You are viewing a plain text version of this content. The canonical link for it is here.

Posted to common-user@hadoop.apache.org by Rob Stewart <ro...@googlemail.com> on 2010/12/20 03:17:29 UTC

Hadoop Scalability - A Case Study: Concordance

Hi All,

I recently entered an Hadoop implementation for the SICSA Muticore
Challenge, held last week:
http://www.macs.hw.ac.uk/sicsawiki/index.php/Challenge_PhaseI

The aim was to implement the concordance application, in whichever
language, or framework you felt best. We ended up comparing a wide
variety, including Erlang, Parallel Haskell, Java with Fork/Join, and
OpenMP, amongst others.

Whilst most implementations gave very low runtime for very small
inputs, Hadoop was not able (and is not designed) to do so. But where
the Hadoop implementation shone through, was the scaling of input
size. I have written a summary of my implementation, optimizations,
and put a link to the complete set of slides I presented, at this
address:

http://www.macs.hw.ac.uk/~rs46/multicore_challenge1/

Perhaps the highlight of these results is (running on 16 nodes):
Benchmark 1
---
Input File: Bible.txt - 801,541 words
Runtime: 36 seconds

Benchmark 2
---
Input File: ascii100MB.txt - 18,030,005 words
Runtime: 65 seconds

That is an increase multiplier for input size of 22.5, but an increase
in runtime of just 1.8.
------------

Feedback would be welcome. It was interesting to see that some of the
shared memory implementations were not able to compute the 100mb file
without Out-Of-Memory errors.
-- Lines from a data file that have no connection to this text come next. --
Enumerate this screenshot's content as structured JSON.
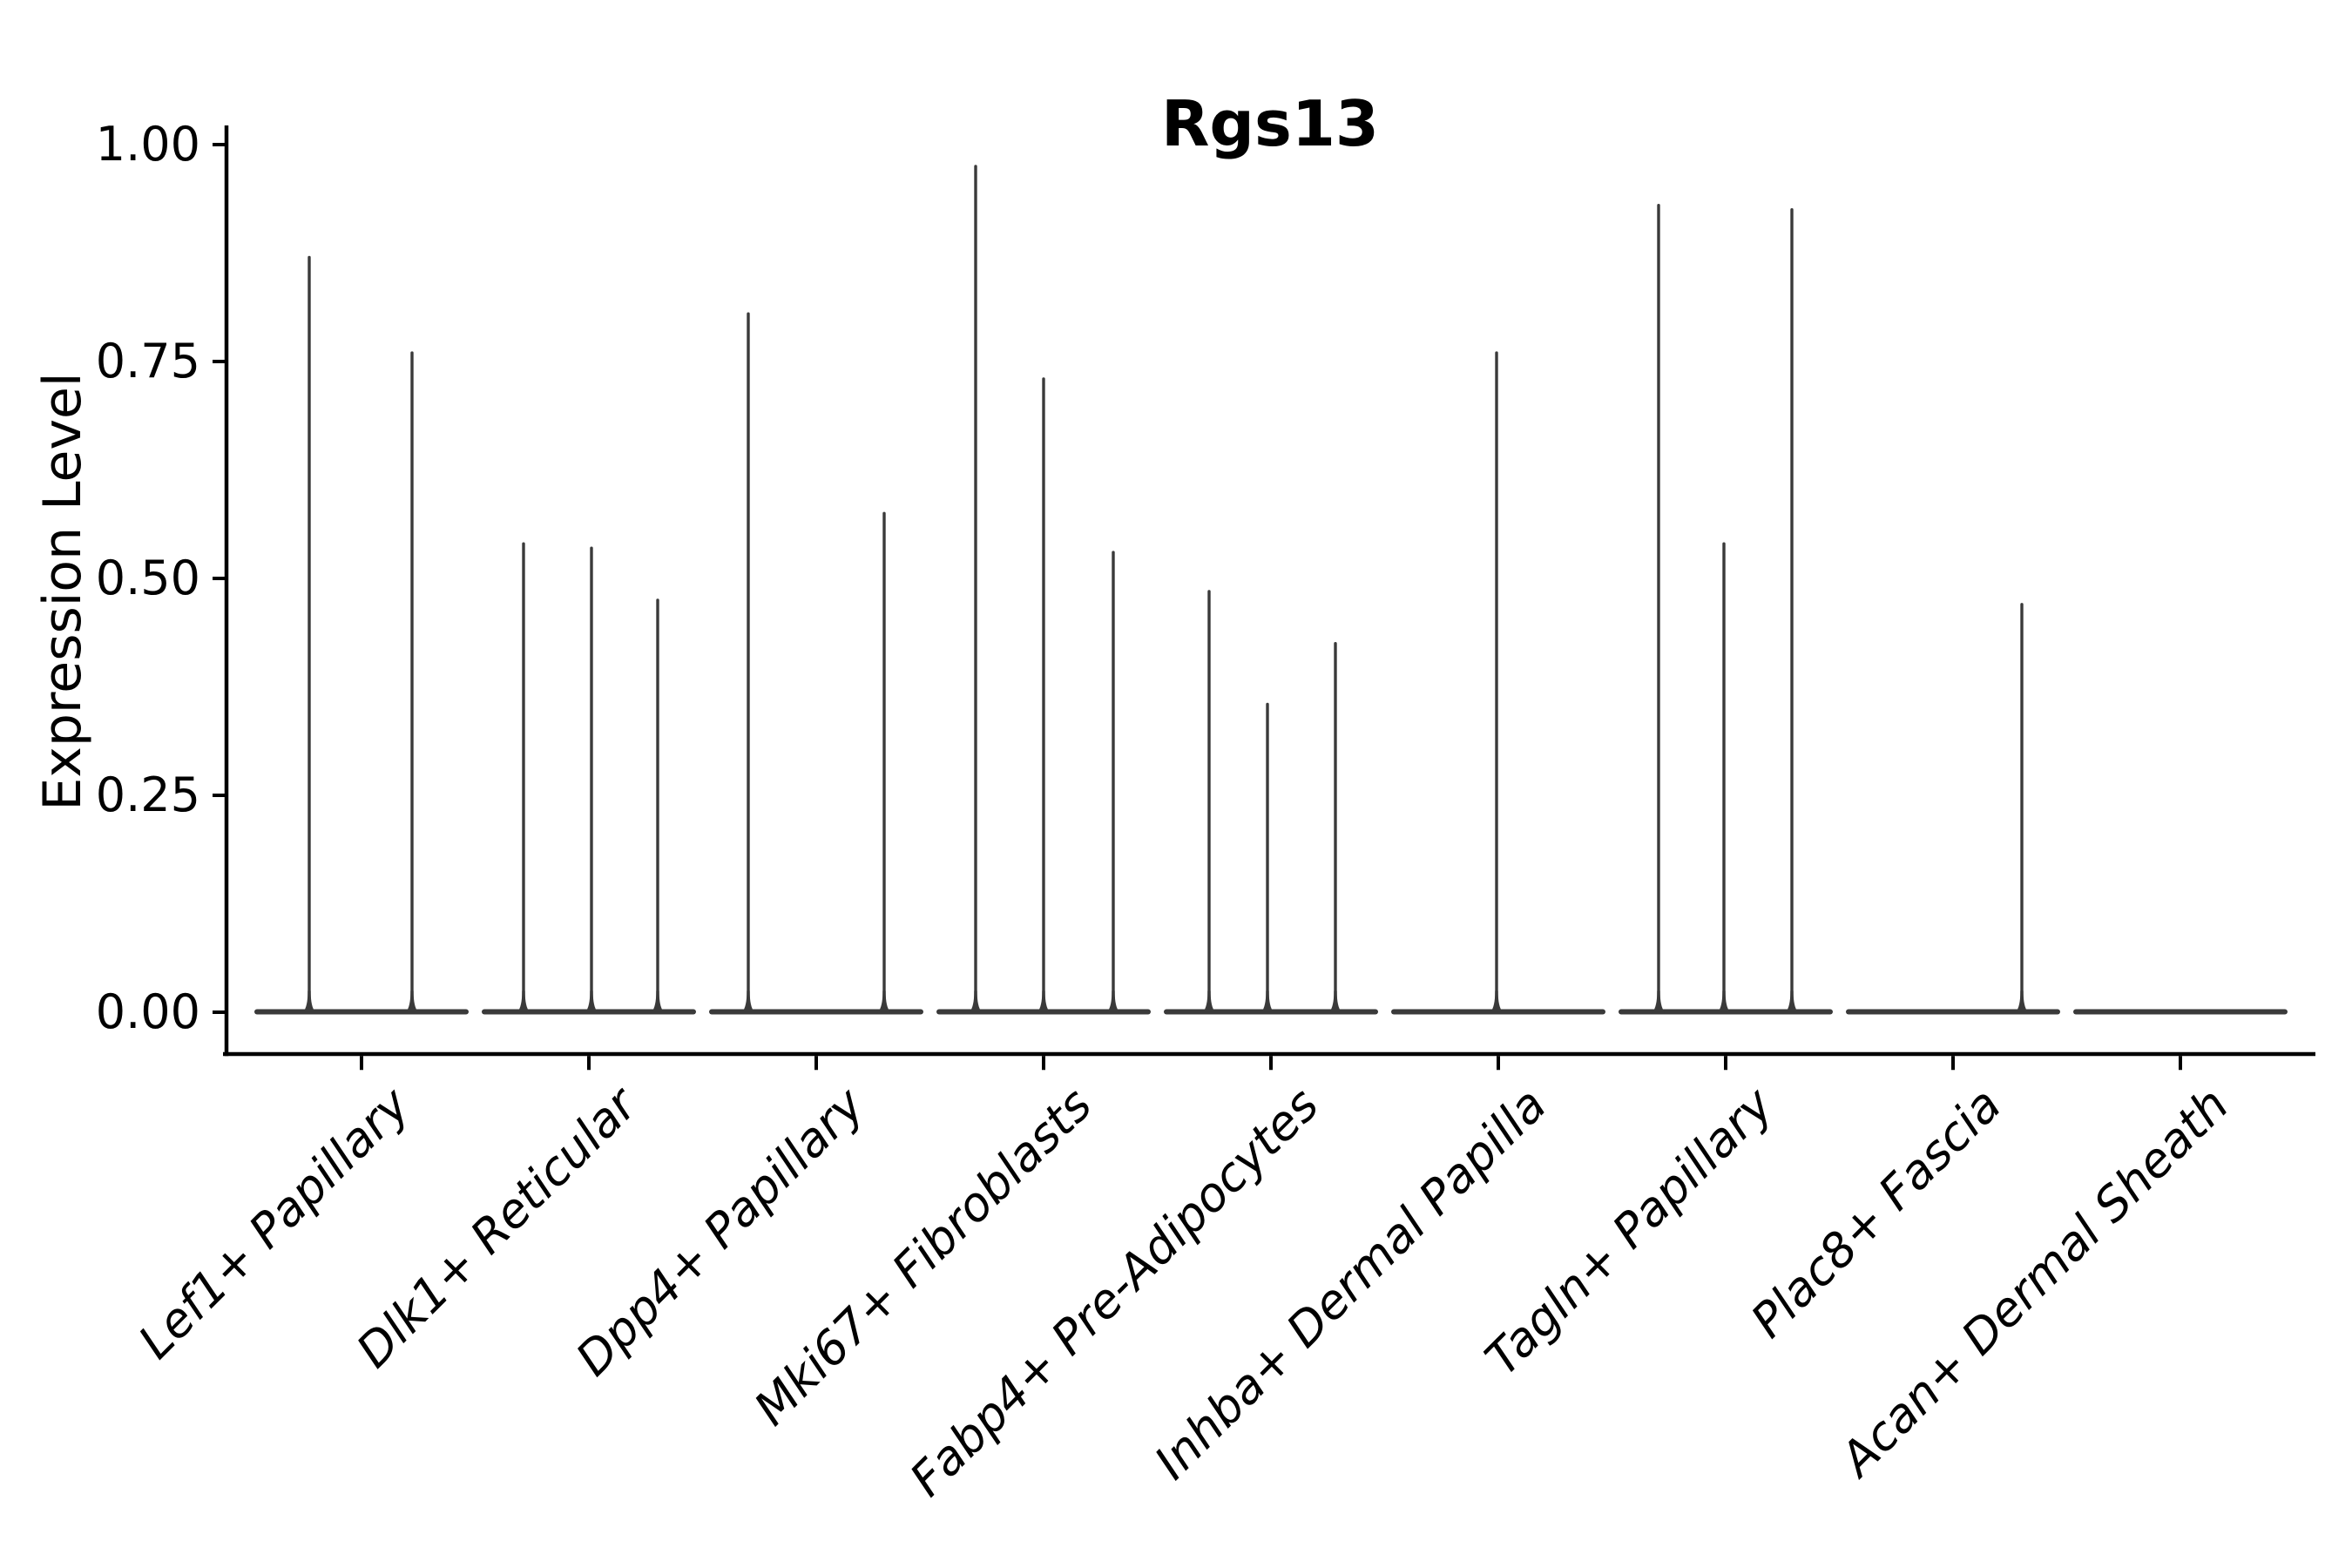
{
  "chart_data": {
    "type": "violin",
    "title": "Rgs13",
    "ylabel": "Expression Level",
    "ylim": [
      0,
      1
    ],
    "grid": false,
    "legend": "none",
    "yticks": [
      {
        "value": 0.0,
        "label": "0.00"
      },
      {
        "value": 0.25,
        "label": "0.25"
      },
      {
        "value": 0.5,
        "label": "0.50"
      },
      {
        "value": 0.75,
        "label": "0.75"
      },
      {
        "value": 1.0,
        "label": "1.00"
      }
    ],
    "categories": [
      {
        "label": "Lef1+ Papillary",
        "spikes": [
          {
            "offset": -60,
            "value": 0.87
          },
          {
            "offset": 58,
            "value": 0.76
          }
        ]
      },
      {
        "label": "Dlk1+ Reticular",
        "spikes": [
          {
            "offset": -75,
            "value": 0.54
          },
          {
            "offset": 3,
            "value": 0.535
          },
          {
            "offset": 79,
            "value": 0.475
          }
        ]
      },
      {
        "label": "Dpp4+ Papillary",
        "spikes": [
          {
            "offset": -78,
            "value": 0.805
          },
          {
            "offset": 78,
            "value": 0.575
          }
        ]
      },
      {
        "label": "Mki67+ Fibroblasts",
        "spikes": [
          {
            "offset": -78,
            "value": 0.975
          },
          {
            "offset": 0,
            "value": 0.73
          },
          {
            "offset": 80,
            "value": 0.53
          }
        ]
      },
      {
        "label": "Fabp4+ Pre-Adipocytes",
        "spikes": [
          {
            "offset": -71,
            "value": 0.485
          },
          {
            "offset": -4,
            "value": 0.355
          },
          {
            "offset": 74,
            "value": 0.425
          }
        ]
      },
      {
        "label": "Inhba+ Dermal Papilla",
        "spikes": [
          {
            "offset": -2,
            "value": 0.76
          }
        ]
      },
      {
        "label": "Tagln+ Papillary",
        "spikes": [
          {
            "offset": -77,
            "value": 0.93
          },
          {
            "offset": -2,
            "value": 0.54
          },
          {
            "offset": 76,
            "value": 0.925
          }
        ]
      },
      {
        "label": "Plac8+ Fascia",
        "spikes": [
          {
            "offset": 79,
            "value": 0.47
          }
        ]
      },
      {
        "label": "Acan+ Dermal Sheath",
        "spikes": []
      }
    ]
  },
  "style": {
    "violin_color": "#3A3A3A",
    "axis_color": "#000000",
    "text_color": "#000000",
    "background": "#FFFFFF"
  }
}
This was not a problem for Hadoop.

There is a plan to hold another Multicore Challenge, in May 2011. If
anyone wants to make any inquiries, I suggest you get in touch with
the faciliator, Hans-Wolfgang Loidl, who's named at the bottom of this
page:
http://www.sicsa.ac.uk/news/sicsa-multicore-challenge

Regards,


Rob Stewart